Violetta de Parma

Nose: Lodovico Bosari

From http://www.hundredscents.com:
“To the common mix of violet leaf, violet flower and orris, Borsari adds heliotrope, rose and vanilla; giving us a dry, simple violet scent.”

Year: 1870

This is a very light violet compared to many others. It’s literal, pungent green quality reminds me of Coty Muguet Des Bois. Actually…I do wonder if Bosari also added lily-of-the-valley because I’m pretty sure I smell that note and it’s also very commonly added to violet, it seems.

It’s very bright. Not particularly sweet. And again, very literal. It’s slightly reminiscent of sweet tarts.

My bottle is from the 1980’s.

English Violet EDP

Notes: Fragrantica has no listed notes.

Year: 1919

This is my signature fragrance. And that will never change. Unfortunately it was discontinued. Although Floris still sells a mouthwash.

The drydown is powdery. And honestly…not all that impressive. At least in this edp, which is likely from the 1970’s or so.

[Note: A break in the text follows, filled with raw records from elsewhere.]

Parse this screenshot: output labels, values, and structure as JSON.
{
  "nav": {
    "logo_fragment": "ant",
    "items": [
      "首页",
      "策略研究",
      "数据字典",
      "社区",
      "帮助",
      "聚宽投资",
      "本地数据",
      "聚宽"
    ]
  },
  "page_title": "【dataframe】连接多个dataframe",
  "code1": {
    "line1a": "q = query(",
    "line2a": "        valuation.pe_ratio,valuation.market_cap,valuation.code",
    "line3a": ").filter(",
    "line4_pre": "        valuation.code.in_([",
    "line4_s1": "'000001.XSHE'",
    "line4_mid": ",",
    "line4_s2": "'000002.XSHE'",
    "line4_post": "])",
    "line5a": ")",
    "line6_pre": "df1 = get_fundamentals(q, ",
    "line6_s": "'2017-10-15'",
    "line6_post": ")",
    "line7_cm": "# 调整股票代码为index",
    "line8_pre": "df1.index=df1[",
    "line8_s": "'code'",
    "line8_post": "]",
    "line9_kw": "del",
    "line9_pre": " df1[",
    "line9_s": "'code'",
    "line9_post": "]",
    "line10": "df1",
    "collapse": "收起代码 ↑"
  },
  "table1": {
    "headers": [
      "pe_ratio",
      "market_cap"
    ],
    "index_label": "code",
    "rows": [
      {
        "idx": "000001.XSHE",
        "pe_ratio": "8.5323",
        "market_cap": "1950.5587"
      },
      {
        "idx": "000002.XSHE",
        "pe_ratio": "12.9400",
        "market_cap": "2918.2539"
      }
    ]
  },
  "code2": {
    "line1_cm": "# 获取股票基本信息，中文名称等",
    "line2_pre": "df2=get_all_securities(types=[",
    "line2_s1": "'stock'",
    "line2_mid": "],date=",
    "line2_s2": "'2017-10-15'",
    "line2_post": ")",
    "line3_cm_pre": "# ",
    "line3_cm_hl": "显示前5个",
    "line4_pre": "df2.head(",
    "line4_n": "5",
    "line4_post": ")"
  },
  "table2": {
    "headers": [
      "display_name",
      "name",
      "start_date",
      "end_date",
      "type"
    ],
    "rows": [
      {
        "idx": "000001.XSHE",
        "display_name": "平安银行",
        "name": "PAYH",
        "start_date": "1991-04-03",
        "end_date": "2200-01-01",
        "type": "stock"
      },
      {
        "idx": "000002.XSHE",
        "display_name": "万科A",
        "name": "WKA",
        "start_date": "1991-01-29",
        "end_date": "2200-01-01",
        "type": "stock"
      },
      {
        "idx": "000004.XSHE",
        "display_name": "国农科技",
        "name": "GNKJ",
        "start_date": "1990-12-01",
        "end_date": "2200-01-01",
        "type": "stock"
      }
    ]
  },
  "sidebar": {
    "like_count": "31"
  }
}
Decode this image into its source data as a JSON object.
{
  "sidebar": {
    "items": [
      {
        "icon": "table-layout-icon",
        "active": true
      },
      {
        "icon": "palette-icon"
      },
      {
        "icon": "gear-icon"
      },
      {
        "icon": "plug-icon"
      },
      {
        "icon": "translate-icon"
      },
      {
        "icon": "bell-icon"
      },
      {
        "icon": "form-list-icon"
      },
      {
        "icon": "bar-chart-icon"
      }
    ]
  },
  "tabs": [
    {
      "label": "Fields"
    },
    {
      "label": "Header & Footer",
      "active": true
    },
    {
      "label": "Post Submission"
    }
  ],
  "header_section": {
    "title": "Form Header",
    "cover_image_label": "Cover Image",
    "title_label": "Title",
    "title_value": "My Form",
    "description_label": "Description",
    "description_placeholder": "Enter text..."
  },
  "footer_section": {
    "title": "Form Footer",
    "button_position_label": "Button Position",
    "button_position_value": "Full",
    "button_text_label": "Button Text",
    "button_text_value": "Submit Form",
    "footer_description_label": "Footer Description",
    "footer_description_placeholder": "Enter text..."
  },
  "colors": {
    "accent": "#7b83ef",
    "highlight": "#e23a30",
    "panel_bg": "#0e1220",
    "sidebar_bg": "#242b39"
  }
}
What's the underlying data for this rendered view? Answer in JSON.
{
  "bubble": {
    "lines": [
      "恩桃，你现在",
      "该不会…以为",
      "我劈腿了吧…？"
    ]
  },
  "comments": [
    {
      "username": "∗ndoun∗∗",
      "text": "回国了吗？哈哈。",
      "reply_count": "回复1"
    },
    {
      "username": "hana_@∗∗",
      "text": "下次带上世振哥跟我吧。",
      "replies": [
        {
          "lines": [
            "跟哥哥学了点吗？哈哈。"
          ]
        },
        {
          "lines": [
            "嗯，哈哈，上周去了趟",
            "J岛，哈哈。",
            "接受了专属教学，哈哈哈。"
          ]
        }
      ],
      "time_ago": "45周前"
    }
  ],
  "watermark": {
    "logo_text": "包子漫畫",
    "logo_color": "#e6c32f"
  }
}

But even in the drydown you can still smell faint traces of haunting violet. And possibly wafts of something akin to freshly mowed lawn.

It’s the beginning that’s VIOLET.

I’ve smelled so many violet perfumes. So many. Recent ones, historic ones. And this is the violet I love most. It’s not overly soft or sweet. It’s sharp and green and clean and beautifully articulate, if a fragrance can be articulate. There’s a bit of powder but not much, relatively speaking. It’s…floral. You don’t have to wonder if it’s a violent perfume. Actually, it’s very of its time. A lot of other fragrances from the 1910’s smell like this. Some might call them linear, but to me they’re realistic and romantic and brave. To the point. Direct. And sometimes in a world of manipulation and deceit a straightforward fragrance is refreshing.